Le troisième volet de ce projet socialiste a trait à la définition du compromis social-démocrate de ce début de siècle. La grande majorité des socialistes français récuse la voie sociale-libérale préconisée par le New Labour de Tony Blair. La motion des "blairistes" français n'a recueilli que 1 % des voix. Elle récuse également la crispation conservatrice sur le modèle social-démocrate du siècle dernier frappé d'obsolescence par la mondialisation et la financiarisation du capitalisme.
Les solutions mises en oeuvre par les sociaux-démocrates des pays scandinaves trouvent davantage de grâce aux yeux des socialistes français. Ceux-ci veulent, eux aussi, rénover profondément le compromis social-démocrate des "trente glorieuses", mais en en conservant l'esprit et les principes : économie mixte (c'est-à-dire économie de marché régulée par la puissance publique et corrigée par l'intervention des partenaires sociaux) ; Etat social actif, disposant de services publics diversifiés et garantissant à tous une protection sociale de qualité. Démocratie sociale, reposant sur des droits sociaux étendus reconnus aux salariés et le développement des négociations collectives. Ecodéveloppement, recherchant une croissance respectueuse de l'environnement et des intérêts des générations futures.

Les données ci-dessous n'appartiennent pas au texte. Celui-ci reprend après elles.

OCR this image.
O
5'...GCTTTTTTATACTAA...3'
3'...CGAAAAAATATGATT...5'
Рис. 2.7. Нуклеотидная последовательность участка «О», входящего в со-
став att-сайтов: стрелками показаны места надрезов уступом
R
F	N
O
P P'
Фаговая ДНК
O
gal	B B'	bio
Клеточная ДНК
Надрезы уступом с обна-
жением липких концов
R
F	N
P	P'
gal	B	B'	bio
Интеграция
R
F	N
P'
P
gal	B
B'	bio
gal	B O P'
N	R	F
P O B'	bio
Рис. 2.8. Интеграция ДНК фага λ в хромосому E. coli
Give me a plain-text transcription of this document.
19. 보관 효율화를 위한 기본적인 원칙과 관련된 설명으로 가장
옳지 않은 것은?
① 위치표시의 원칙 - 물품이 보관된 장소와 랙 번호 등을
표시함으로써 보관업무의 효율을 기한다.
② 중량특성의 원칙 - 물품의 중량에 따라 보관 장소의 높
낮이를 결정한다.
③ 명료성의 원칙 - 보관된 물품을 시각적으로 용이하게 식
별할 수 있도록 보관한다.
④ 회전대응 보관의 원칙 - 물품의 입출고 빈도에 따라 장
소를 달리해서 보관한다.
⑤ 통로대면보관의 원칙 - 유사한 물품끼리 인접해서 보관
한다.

Concrètement, les trois principales motions socialistes préconisent une même politique de reconquête du plein-emploi. Celle-ci s'inspire, sans la répéter, de la politique mise en oeuvre avec succès entre 1997 et 2002 et qui a contribué à créer 2 millions d'emplois supplémentaires dans notre pays. Cette politique combine des mesures conjoncturelles incitatives (relance de la demande par la hausse du pouvoir d'achat des salariés,...), une politique macroéconomique volontariste et des réformes de structure à moyen terme (recherche, enseignement supérieur, formation continue) favorisant une meilleure spécialisation de notre économie dans les industries de pointe et les services à haute valeur ajoutée.
S'agissant de la réforme de l'Etat, enfin — quatrième volet du projet socialiste —, nous convergeons sur la nécessaire modernisation démocratique de nos institutions ; tous les socialistes veulent renforcer le pouvoir des assemblées élues, et en premier lieu celui du Parlement, tous veulent développer la démocratie participative et la politique contractuelle. Tous sont d'accord aussi pour rénover les services publics et lutter contre l'instauration de "l'Etat providence résiduel" qu'appellent de leurs voeux les conservateurs libéraux.
Le nouvel âge du capitalisme appelle un nouvel âge de la social-démocratie. Celle-ci sera altermondialiste, altereuropéenne, féministe et social-écologiste. Derrière chacun de ces termes se trouve un programme d'action. C'est de son contenu que débattent les socialistes français et européens. Il serait dommage que la compétition — légitime — des meilleurs d'entre eux pour la magistrature suprême rende cette controverse inaudible.
Henri Weber, député européen, est l'un des principaux représentants du courant fabiusien au sein du Parti socialiste.